Congress Wants National Academy of Sciences To Review Oyster Farm Studies At Point Reyes National Seashore

December 23, 2011

Showing little faith in the National Park Service's ability to conduct sound science at Point Reyes National Seashore, Congress has inserted language into an appropriations bill that calls for the National Academy of Sciences to evaluate the agency's science into the impacts of an oyster farm operating within the seashore.

The battle over the future of the Drakes Bay Oyster Co. has been ongoing for a number of years. When the company's owner, Kevin Lunny, bought the operation from the Johnson Oyster Co. in 2005, it came with a 40-year lease that expires in November 2012. And since the oyster farm is located in an area of the seashore, Drakes Estero, that has been targeted for official wilderness designation, his ability to gain a lease extension has been impeded.

At issue is whether the oyster farm is adversely impacting Drakes Estero and its marinelife, particularly harbor seals. The estero long has been viewed for designation as official wilderness -- the 1976 legislation that set aside 25,370 acres of the seashore as wilderness cited another 8,003 acres that would be "essentially managed as wilderness, to the extent possible, with efforts to steadily continue to remove all obstacles to the eventual conversion of these lands and waters to wilderness status" -- and the oyster operation is seen as being incompatible with such a designation.

The Park Service's handling of the oyster company's future has been both contentious and embarassing for the agency. While a Park Service report on the oyster operation concluded that it was impacting harbor seals, the report at times has withered under scrutiny. In 2009 the National Research Council said the NPS report was skewed, "selectively" manipulated in several areas, and inconclusive overall.

When a House-Senate conference committee met last week to resolve differences in the appropriations bill that funds the Interior Department, the conferees added language stating, "(B)ecause of concerns relating to the validity of the science underlying the (draft Environmental Impact Statement), the conferees direct the National Academy of Sciences to assess the data, analysis, and conclusions in the DEIS in order to ensure there is a solid scientific foundation for the Final Environmental Impact Statement expected in mid-2012."
 
Last month the federal Marine Mammals Commission weighed in with its own report on the studies revolving around the oyster farm.

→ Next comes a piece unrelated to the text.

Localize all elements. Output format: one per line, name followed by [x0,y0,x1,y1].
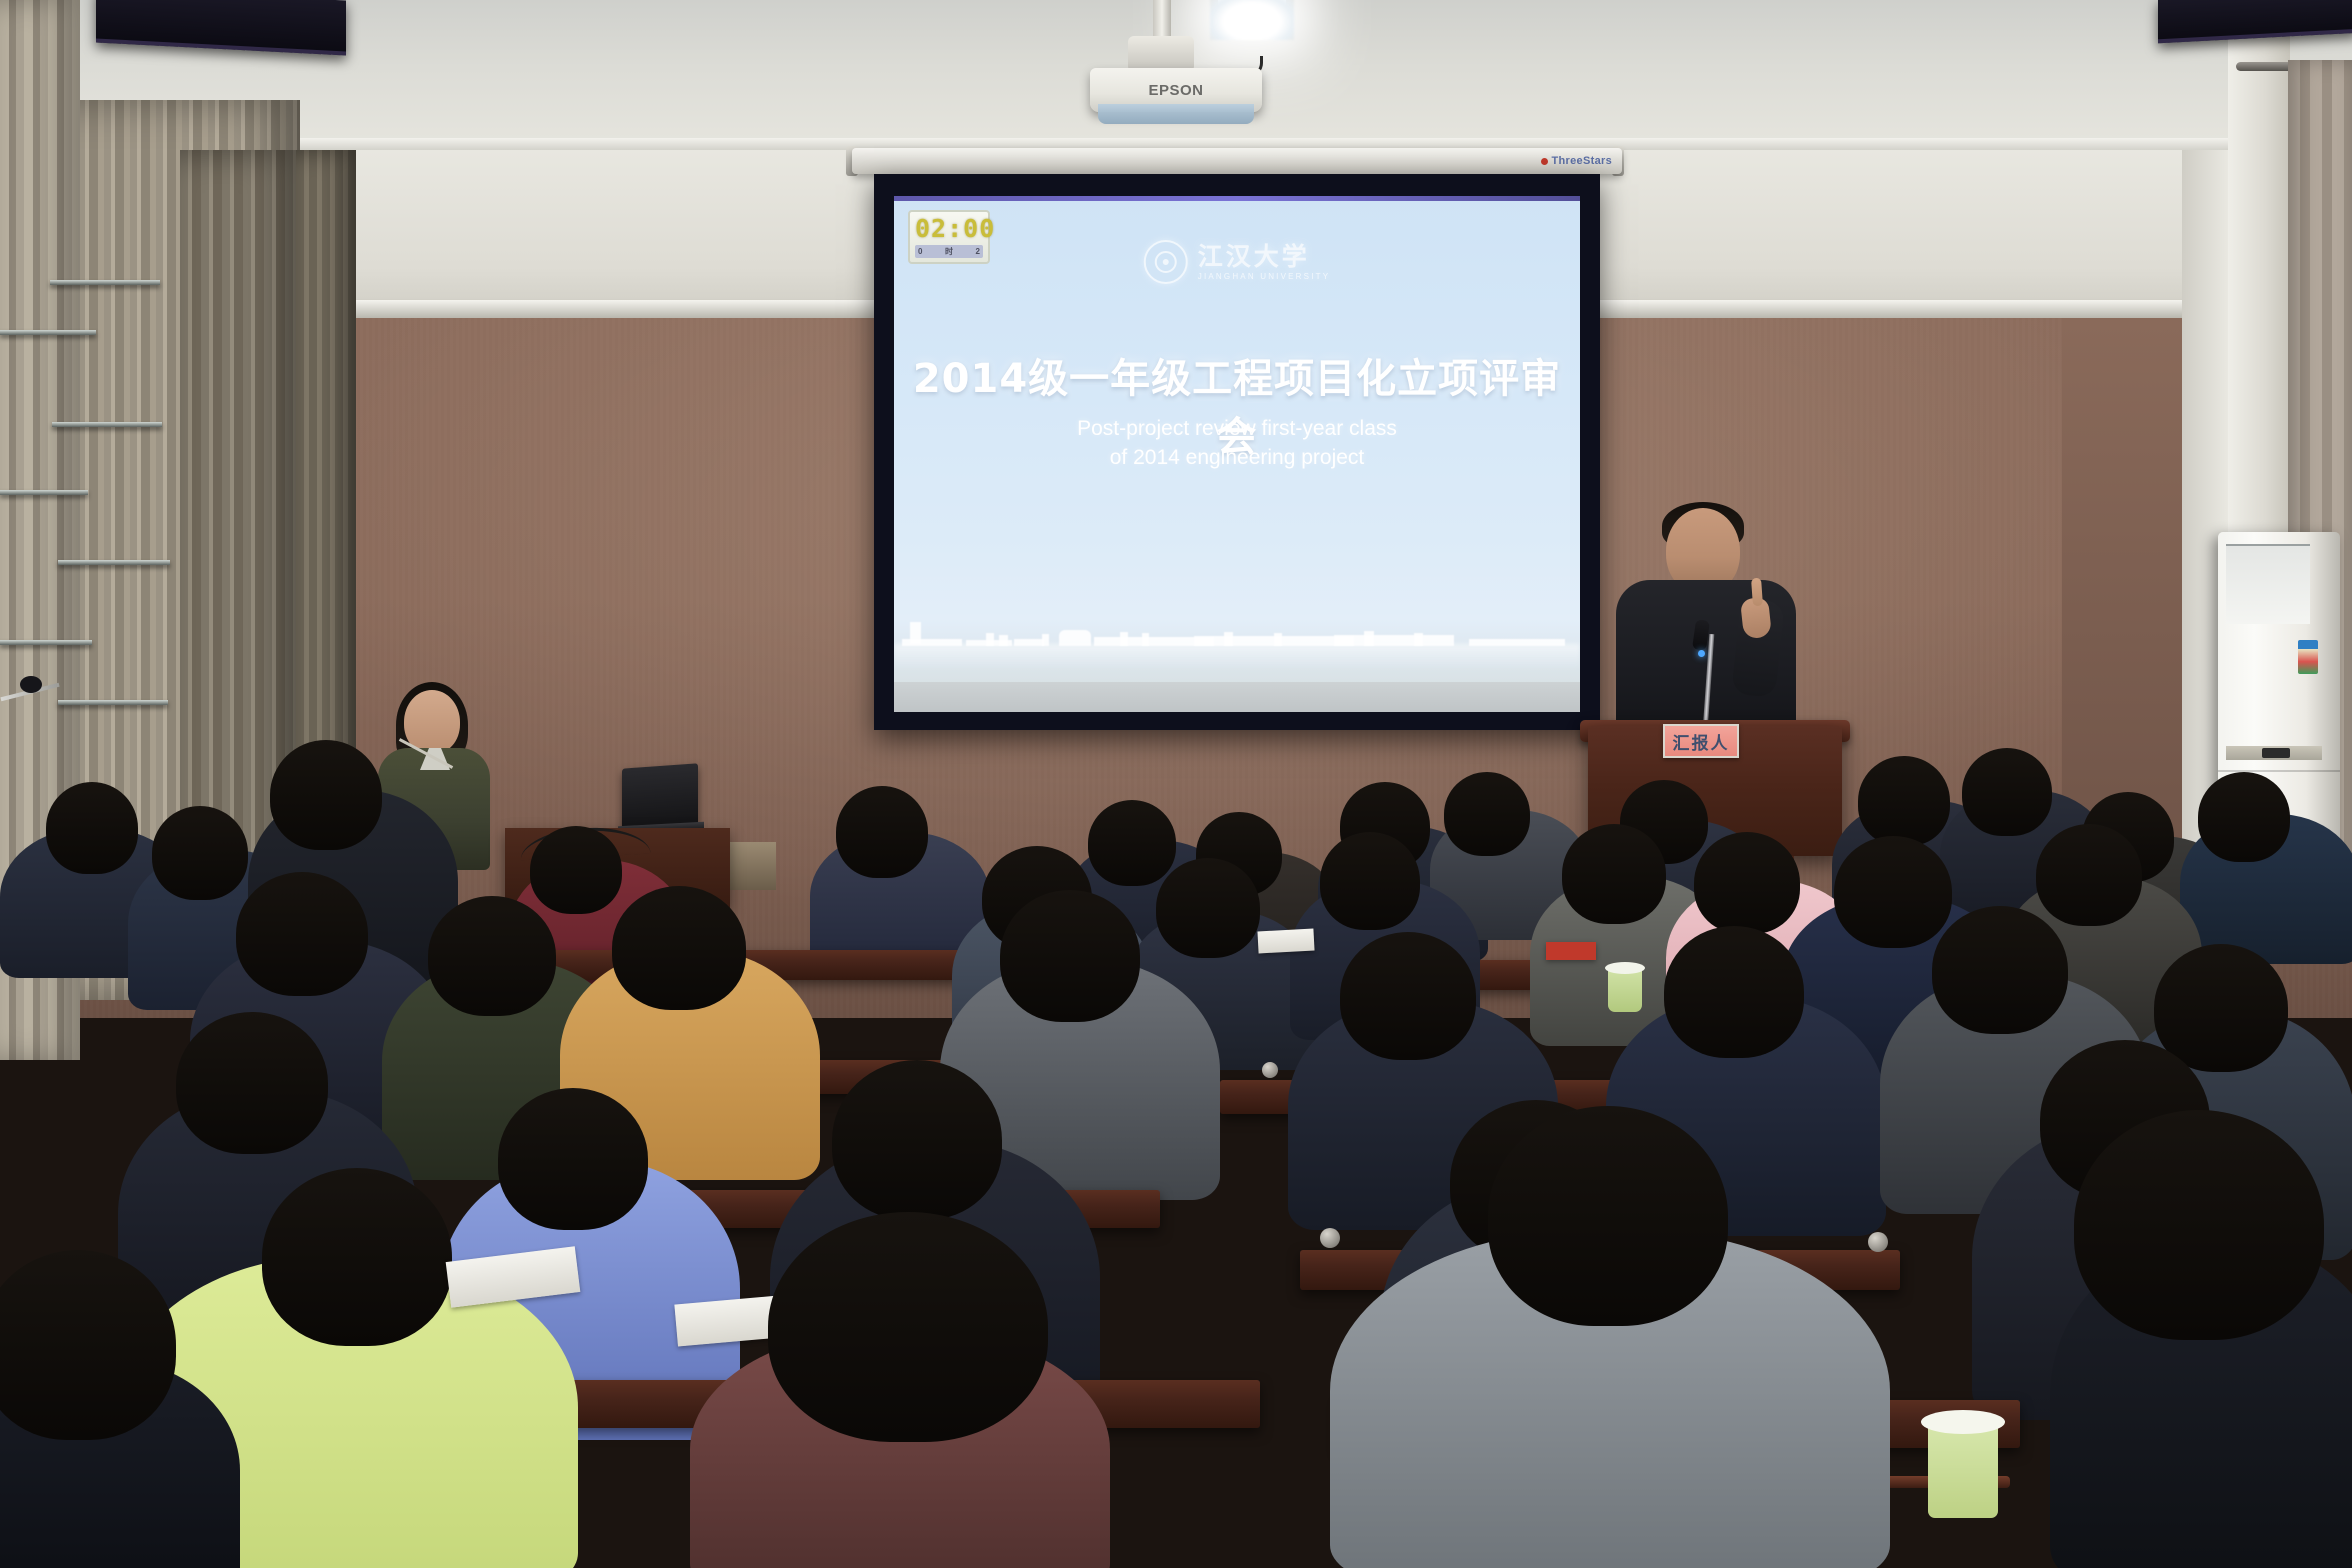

While the commission found that seal behavior at Drakes Estero was "at least correlated" with operations of the Drakes Bay Oyster Co., it also said more research is needed to determine a "cause and effect."

Perhaps more importantly, the 70-page report said there's no solid evidence as to how disturbances to the seals affects them biologically.

Meanwhile, the House Oversight Committee under the direction of U.S. Rep. Darrell Issa, R-Calif., continues to pore through reams of Park Service documents to determine whether the agency "knowingly relied on flawed science" in previously opposing the oyster company's continued operation in the seashore.